Coincidem em época de produção Silvio (e os Outros), do diretor italiano, sobre Berlusconi, e Vice, de McKay sobre o ex-vice-presidente dos Estados Unidos Dick Cheney, e ambos recorrem ao simbolismo, uma substituição da realidade por uma espécie de espetáculo grotesco. Desde o primeiro minuto, e por meio de uma série de frases superpostas, quase como num romance de não-ficção, o filme oferece explicações jocosas sobre como abordar a figura que era braço direito de George W. Bush.

Assim, McKay, também roteirista solo, compôs um filme que, ao mesmo tempo, é uma reportagem investigativa e uma denúncia, uma hipótese e uma comédia desavergonhada. Um trabalho formidável com o qual excede mesmo o já excelente A Grande Aposta (2015).

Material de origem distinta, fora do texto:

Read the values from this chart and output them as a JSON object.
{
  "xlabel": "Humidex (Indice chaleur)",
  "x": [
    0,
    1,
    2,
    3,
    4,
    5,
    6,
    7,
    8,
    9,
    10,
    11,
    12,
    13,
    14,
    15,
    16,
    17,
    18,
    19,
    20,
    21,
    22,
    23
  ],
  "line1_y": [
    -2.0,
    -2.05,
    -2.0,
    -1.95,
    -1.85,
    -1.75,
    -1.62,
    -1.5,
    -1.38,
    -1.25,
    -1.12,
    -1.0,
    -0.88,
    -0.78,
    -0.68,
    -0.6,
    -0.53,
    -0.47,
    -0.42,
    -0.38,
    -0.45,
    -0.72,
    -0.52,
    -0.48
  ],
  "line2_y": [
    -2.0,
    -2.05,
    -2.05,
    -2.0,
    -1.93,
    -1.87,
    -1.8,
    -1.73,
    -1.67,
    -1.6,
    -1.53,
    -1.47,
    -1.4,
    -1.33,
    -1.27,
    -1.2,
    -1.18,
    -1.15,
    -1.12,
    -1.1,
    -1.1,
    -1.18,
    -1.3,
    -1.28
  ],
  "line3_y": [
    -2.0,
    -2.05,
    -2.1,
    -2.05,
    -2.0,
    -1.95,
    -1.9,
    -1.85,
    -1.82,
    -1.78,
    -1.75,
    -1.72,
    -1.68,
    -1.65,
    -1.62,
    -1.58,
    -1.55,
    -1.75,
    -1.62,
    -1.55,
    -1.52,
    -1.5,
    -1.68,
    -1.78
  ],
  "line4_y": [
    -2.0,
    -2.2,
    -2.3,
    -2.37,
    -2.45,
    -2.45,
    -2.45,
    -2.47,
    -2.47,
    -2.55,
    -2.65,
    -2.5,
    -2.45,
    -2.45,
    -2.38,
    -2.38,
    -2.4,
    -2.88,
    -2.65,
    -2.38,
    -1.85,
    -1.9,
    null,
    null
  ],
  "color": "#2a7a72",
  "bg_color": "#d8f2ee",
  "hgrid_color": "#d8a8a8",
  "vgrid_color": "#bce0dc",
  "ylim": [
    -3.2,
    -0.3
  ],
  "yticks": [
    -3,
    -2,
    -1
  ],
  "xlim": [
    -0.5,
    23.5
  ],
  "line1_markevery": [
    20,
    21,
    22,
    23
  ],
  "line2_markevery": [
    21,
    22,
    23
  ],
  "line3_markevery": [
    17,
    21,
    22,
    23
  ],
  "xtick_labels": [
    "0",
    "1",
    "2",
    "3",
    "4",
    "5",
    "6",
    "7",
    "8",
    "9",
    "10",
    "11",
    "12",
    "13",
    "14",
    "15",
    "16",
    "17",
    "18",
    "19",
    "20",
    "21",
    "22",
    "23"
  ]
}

E faz isso com uma poderosa linguagem cinematográfica em que se acumulam recursos de diferentes gêneros e até mesmo formatos. Há técnicas de documentário político contemporâneo; na verdade, o tom usado e a presença contínua de planos e músicas que em princípio nada têm a ver com a evolução da sequência lembram muito o estilo de Michael Moore em suas diatribes cinematográficas. E a chave de todo o filme, que abarca desde a juventude farrista e alcoolizada de uma figura aparentemente cinza na organização dos republicanos em Washington, está no uso da inserção: planos alheios à ação principal, que levam o discurso do filme a uma nova e fascinante dimensão metafórica e humorística, sem deixar de cutucar o personagem, suas graças e seus infortúnios, seus despropósitos, seu excesso e sua calidez pontual.

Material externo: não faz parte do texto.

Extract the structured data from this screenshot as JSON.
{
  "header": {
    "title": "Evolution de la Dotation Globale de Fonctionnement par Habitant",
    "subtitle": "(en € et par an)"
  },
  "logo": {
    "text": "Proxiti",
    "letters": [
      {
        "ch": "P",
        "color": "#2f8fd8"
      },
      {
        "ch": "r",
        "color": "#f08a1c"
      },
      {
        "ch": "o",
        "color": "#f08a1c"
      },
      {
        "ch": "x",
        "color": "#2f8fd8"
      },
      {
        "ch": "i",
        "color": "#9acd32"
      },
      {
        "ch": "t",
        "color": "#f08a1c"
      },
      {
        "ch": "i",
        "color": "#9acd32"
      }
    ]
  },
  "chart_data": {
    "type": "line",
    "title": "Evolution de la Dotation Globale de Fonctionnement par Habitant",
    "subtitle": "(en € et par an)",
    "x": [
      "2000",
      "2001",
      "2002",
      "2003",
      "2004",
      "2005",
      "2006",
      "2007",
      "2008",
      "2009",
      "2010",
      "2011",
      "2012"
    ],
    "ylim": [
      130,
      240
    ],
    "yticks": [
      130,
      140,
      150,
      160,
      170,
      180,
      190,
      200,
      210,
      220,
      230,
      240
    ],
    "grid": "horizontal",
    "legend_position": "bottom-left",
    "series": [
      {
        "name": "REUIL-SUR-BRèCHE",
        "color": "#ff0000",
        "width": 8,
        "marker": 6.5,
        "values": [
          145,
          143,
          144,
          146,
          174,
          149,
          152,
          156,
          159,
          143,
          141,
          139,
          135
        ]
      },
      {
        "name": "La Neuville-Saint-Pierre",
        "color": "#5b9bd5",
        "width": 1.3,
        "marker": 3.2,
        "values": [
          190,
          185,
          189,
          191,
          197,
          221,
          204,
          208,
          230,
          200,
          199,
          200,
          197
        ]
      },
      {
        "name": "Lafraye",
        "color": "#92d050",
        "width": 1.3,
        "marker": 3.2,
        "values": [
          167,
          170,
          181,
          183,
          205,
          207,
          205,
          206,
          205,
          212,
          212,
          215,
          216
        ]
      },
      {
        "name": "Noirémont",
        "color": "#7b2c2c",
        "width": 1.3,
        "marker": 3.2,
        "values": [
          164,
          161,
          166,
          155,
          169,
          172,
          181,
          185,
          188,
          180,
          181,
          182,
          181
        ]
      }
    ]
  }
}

Um filme de pessoas de esquerda para pessoas de esquerda? Nada disso. McKay sabe o que faz e oferece uma defesa sobre-humana à sua criatura, no mesmo tom vulgar, com os créditos finais. Um monólogo olhando para a câmera, onde o impressionante Christian Bale chega ao ponto culminante de seu recital interpretativo. Para além da maquiagem, esforços puramente físicos e gestos imitativos, o ator consegue capturar o olhar de Cheney. E então a caricatura transcende, indo às profundezas do personagem.